Idea of a common standard for physical-activity data originally the brain-child of imin, a private company (2014)
Funded by EU (ONDINE) and UK govt grants (Sport England) to determine whether use of open data and open data standards could help get inactive people more active
Originally existed as a small consortium of private companies; taken up by the ODI in 2016
Opportunity modelling specification first released 2017
Open Booking API specification first released 2019
Steady growth in publication since 2016. Pandemic oscillations make figures unreliable, but:
46 datasets (many from large regional or national operators)
100 000+ exercise opportunities per fortnight
Number of commercial organisations involved in using data has remained roughly static since 2016: a small handful, clustered around imin
See further the
Guide to the Standards
Below are links to our standards, along with a brief summary and salient points related to social prescribing.
Modelling Opportunity Data
‘Opportunities’ are the fundamental data item in the OpenActive ecosystem: events, classes, or facility slots occurring at a given location, time, and price in which individuals may engage. Examples of opportunities include a yoga class held at a community centre, a time-slot during which a football pitch can be booked or, as a result of COVID-related rules, a time during which use of a gym is bookable for an individual.
One question that has arisen in relation to social prescribing and service directories is whether the level of granularity in the data is right for this use-case: are link workers going to consume detailed scheduling information, or is a general awareness of the existence and availability of a service sufficient?
There have also been continual tussles over the notion of a ‘difficulty rating’ for opportunities. Would this provide helpful guidance, or is the concept too subjective to be useful?
RPDE (Realtime Paged Data Exchange)
This is a technical specification governing the ordering and updating of opportunities in a data feed.
The feed model has provoked some consternation for some parties. Many developers are accustomed to a more full-featured API, and harvesting all the data feeds in the ecosystem can be an onerous operation. The question of data-granularity is relevant here as well: a gym open from 9.00 AM - 5:00 PM and available in hour-long slots will typically be represented in a data feed by 8 separate items. Is this efficient for the social-prescribing use-case?
One practical difficulty with the feed model is that first-time harvesters need to ingest the entirety of the feed to be sure all their data is synchronised. Some feeds, however, run to over a million items, imposing significant overheads (particularly if data-cleaning and normalising is also taking place).

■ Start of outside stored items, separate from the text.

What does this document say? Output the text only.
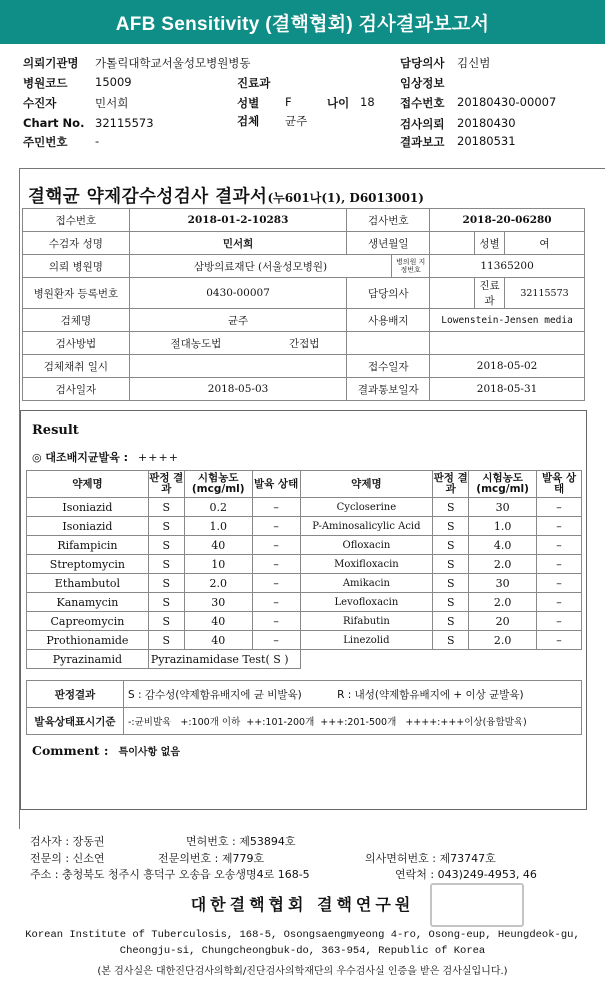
AFB Sensitivity (결핵협회) 검사결과보고서
의뢰기관명 가톨릭대학교서울성모병원병동
병원코드 15009	진료과
수진자	민서희	성별 F	나이 18
Chart No. 32115573	검체 균주
주민번호 -
담당의사 김신범
임상정보
접수번호 20180430-00007
검사의뢰 20180430
결과보고 20180531
결핵균 약제감수성검사 결과서(누601나(1), D6013001)
접수번호	2018-01-2-10283		검사번호		2018-20-06280		
수검자 성명	민서희		생년월일			성별	여
의뢰 병원명	삼방의료재단 (서울성모병원)			병의원 지정번호	11365200		
병원환자 등록번호	0430-00007		담당의사			진료과	32115573
검체명	균주		사용배지		Lowenstein-Jensen media		
검사방법	절대농도법	간접법					
검체채취 일시			접수일자		2018-05-02		
검사일자	2018-05-03		결과통보일자		2018-05-31		
Result
◎ 대조배지균발육 : ++++
약제명	판정 결과	시험농도 (mcg/ml)	발육 상태	약제명	판정 결과	시험농도 (mcg/ml)	발육 상태
Isoniazid	S	0.2	–	Cycloserine	S	30	–
Isoniazid	S	1.0	–	P-Aminosalicylic Acid	S	1.0	–
Rifampicin	S	40	–	Ofloxacin	S	4.0	–
Streptomycin	S	10	–	Moxifloxacin	S	2.0	–
Ethambutol	S	2.0	–	Amikacin	S	30	–
Kanamycin	S	30	–	Levofloxacin	S	2.0	–
Capreomycin	S	40	–	Rifabutin	S	20	–
Prothionamide	S	40	–	Linezolid	S	2.0	–
Pyrazinamid	Pyrazinamidase Test( S )						
판정결과	S : 감수성(약제함유배지에 균 비발육) R : 내성(약제함유배지에 + 이상 균발육)
발육상태표시기준	-:균비발육   +:100개 이하  ++:101-200개  +++:201-500개   ++++:+++이상(융합발육)
Comment : 특이사항 없음
검사자 : 장동권	면허번호 : 제53894호
전문의 : 신소연	전문의번호 : 제779호	의사면허번호 : 제73747호
주소 : 충청북도 청주시 흥덕구 오송읍 오송생명4로 168-5	연락처 : 043)249-4953, 46
대한결핵협회 결핵연구원
Korean Institute of Tuberculosis, 168-5, Osongsaengmyeong 4-ro, Osong-eup, Heungdeok-gu,
Cheongju-si, Chungcheongbuk-do, 363-954, Republic of Korea
(본 검사실은 대한진단검사의학회/진단검사의학재단의 우수검사실 인증을 받은 검사실입니다.)
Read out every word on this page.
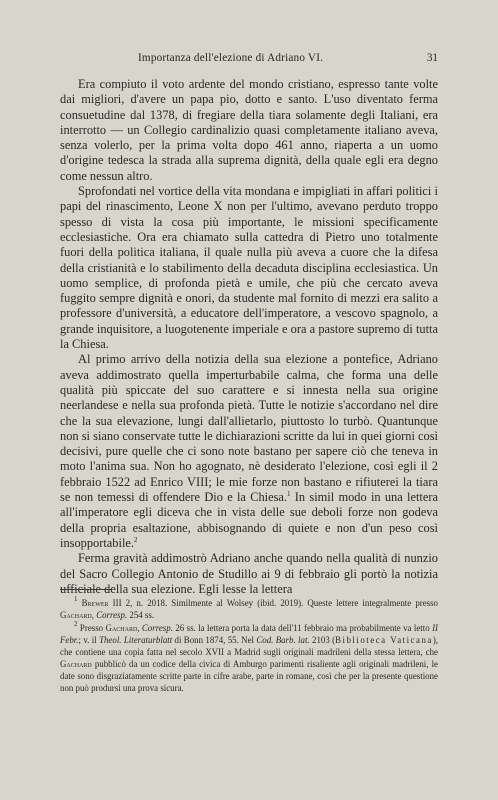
Importanza dell'elezione di Adriano VI.	31

Era compiuto il voto ardente del mondo cristiano, espresso tante volte dai migliori, d'avere un papa pio, dotto e santo. L'uso diventato ferma consuetudine dal 1378, di fregiare della tiara solamente degli Italiani, era interrotto — un Collegio cardinalizio quasi completamente italiano aveva, senza volerlo, per la prima volta dopo 461 anno, riaperta a un uomo d'origine tedesca la strada alla suprema dignità, della quale egli era degno come nessun altro.

Sprofondati nel vortice della vita mondana e impigliati in affari politici i papi del rinascimento, Leone X non per l'ultimo, avevano perduto troppo spesso di vista la cosa più importante, le missioni specificamente ecclesiastiche. Ora era chiamato sulla cattedra di Pietro uno totalmente fuori della politica italiana, il quale nulla più aveva a cuore che la difesa della cristianità e lo stabilimento della decaduta disciplina ecclesiastica. Un uomo semplice, di profonda pietà e umile, che più che cercato aveva fuggito sempre dignità e onori, da studente mal fornito di mezzi era salito a professore d'università, a educatore dell'imperatore, a vescovo spagnolo, a grande inquisitore, a luogotenente imperiale e ora a pastore supremo di tutta la Chiesa.

Al primo arrivo della notizia della sua elezione a pontefice, Adriano aveva addimostrato quella imperturbabile calma, che forma una delle qualità più spiccate del suo carattere e si innesta nella sua origine neerlandese e nella sua profonda pietà. Tutte le notizie s'accordano nel dire che la sua elevazione, lungi dall'allietarlo, piuttosto lo turbò. Quantunque non si siano conservate tutte le dichiarazioni scritte da lui in quei giorni così decisivi, pure quelle che ci sono note bastano per sapere ciò che teneva in moto l'anima sua. Non ho agognato, nè desiderato l'elezione, così egli il 2 febbraio 1522 ad Enrico VIII; le mie forze non bastano e rifiuterei la tiara se non temessi di offendere Dio e la Chiesa.$^1$ In simil modo in una lettera all'imperatore egli diceva che in vista delle sue deboli forze non godeva della propria esaltazione, abbisognando di quiete e non d'un peso così insopportabile.$^2$

Ferma gravità addimostrò Adriano anche quando nella qualità di nunzio del Sacro Collegio Antonio de Studillo ai 9 di febbraio gli portò la notizia ufficiale della sua elezione. Egli lesse la lettera

$^1$ Brewer III 2, n. 2018. Similmente al Wolsey (ibid. 2019). Queste lettere integralmente presso Gachard, Corresp. 254 ss.

$^2$ Presso Gachard, Corresp. 26 ss. la lettera porta la data dell'11 febbraio ma probabilmente va letto II Febr.; v. il Theol. Literaturblatt di Bonn 1874, 55. Nel Cod. Barb. lat. 2103 (Biblioteca Vaticana), che contiene una copia fatta nel secolo XVII a Madrid sugli originali madrileni della stessa lettera, che Gachard pubblicò da un codice della civica di Amburgo parimenti risaliente agli originali madrileni, le date sono disgraziatamente scritte parte in cifre arabe, parte in romane, così che per la presente questione non può prodursi una prova sicura.
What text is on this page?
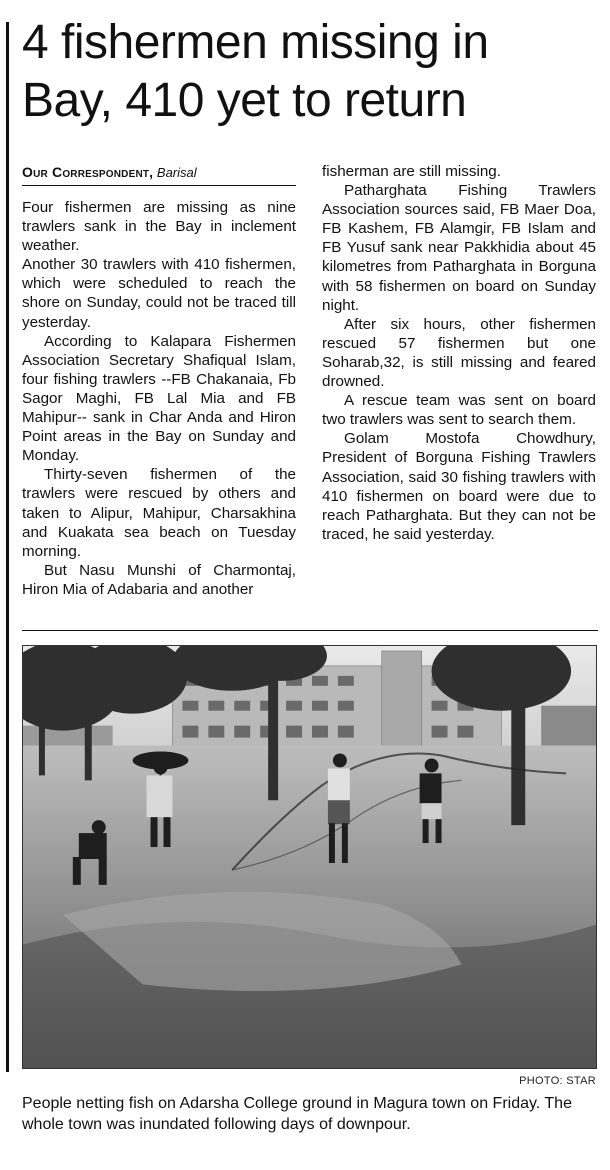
4 fishermen missing in
Bay, 410 yet to return
Our Correspondent, Barisal

Four fishermen are missing as nine trawlers sank in the Bay in inclement weather.

Another 30 trawlers with 410 fishermen, which were scheduled to reach the shore on Sunday, could not be traced till yesterday.

According to Kalapara Fishermen Association Secretary Shafiqual Islam, four fishing trawlers --FB Chakanaia, Fb Sagor Maghi, FB Lal Mia and FB Mahipur-- sank in Char Anda and Hiron Point areas in the Bay on Sunday and Monday.

Thirty-seven fishermen of the trawlers were rescued by others and taken to Alipur, Mahipur, Charsakhina and Kuakata sea beach on Tuesday morning.

But Nasu Munshi of Charmontaj, Hiron Mia of Adabaria and another

fisherman are still missing.

Patharghata Fishing Trawlers Association sources said, FB Maer Doa, FB Kashem, FB Alamgir, FB Islam and FB Yusuf sank near Pakkhidia about 45 kilometres from Patharghata in Borguna with 58 fishermen on board on Sunday night.

After six hours, other fishermen rescued 57 fishermen but one Soharab,32, is still missing and feared drowned.

A rescue team was sent on board two trawlers was sent to search them.

Golam Mostofa Chowdhury, President of Borguna Fishing Trawlers Association, said 30 fishing trawlers with 410 fishermen on board were due to reach Patharghata. But they can not be traced, he said yesterday.

PHOTO: STAR

People netting fish on Adarsha College ground in Magura town on Friday. The whole town was inundated following days of downpour.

This is still very much under development. However, it is the product of research and consultation with significant stakeholders (the Activity Alliance; ukactive) and an independent consultant, so the general approach has survived informed scrutiny.
Application to the social-prescribing sphere, however, might involve considerable expansion, and/or a reassessment of the Participant Condition Supported taxonomy.
Open Booking API Standard
This standard provides a common interface for making opportunities bookable.
This capacity is crucial to our commercial partners. How relevant this is for link workers and their clients is an open question.
A standard for describing recreational paths and trails, typically self-guided. Although plenty of research has been done on the mental-health benefits of outdoor activity of this type and walking is a low-bar activity for the sedentary (as emphasised in London Sport’s initiatives), it is not clear how relevant this standard is to social prescribers.
A taxonomy of physical activities. Mostly unproblematic, as taxonomies go.
Public Infrastructure Supporting Activity (PISA) Standard
This is an identified need rather than a standard in development. Throughout the various lockdowns there has been an increased emphasis on self-motivated activities in urban areas and on active travel. There then emerges a need to find publicly-available facilities supporting this - e.g. public tennis courts, exercise machines in parks, secure bike-parking facilities, and so forth.
Work has not proceeded further than identifying the need and a few sources for datasets. Relevance to social prescribing unclear.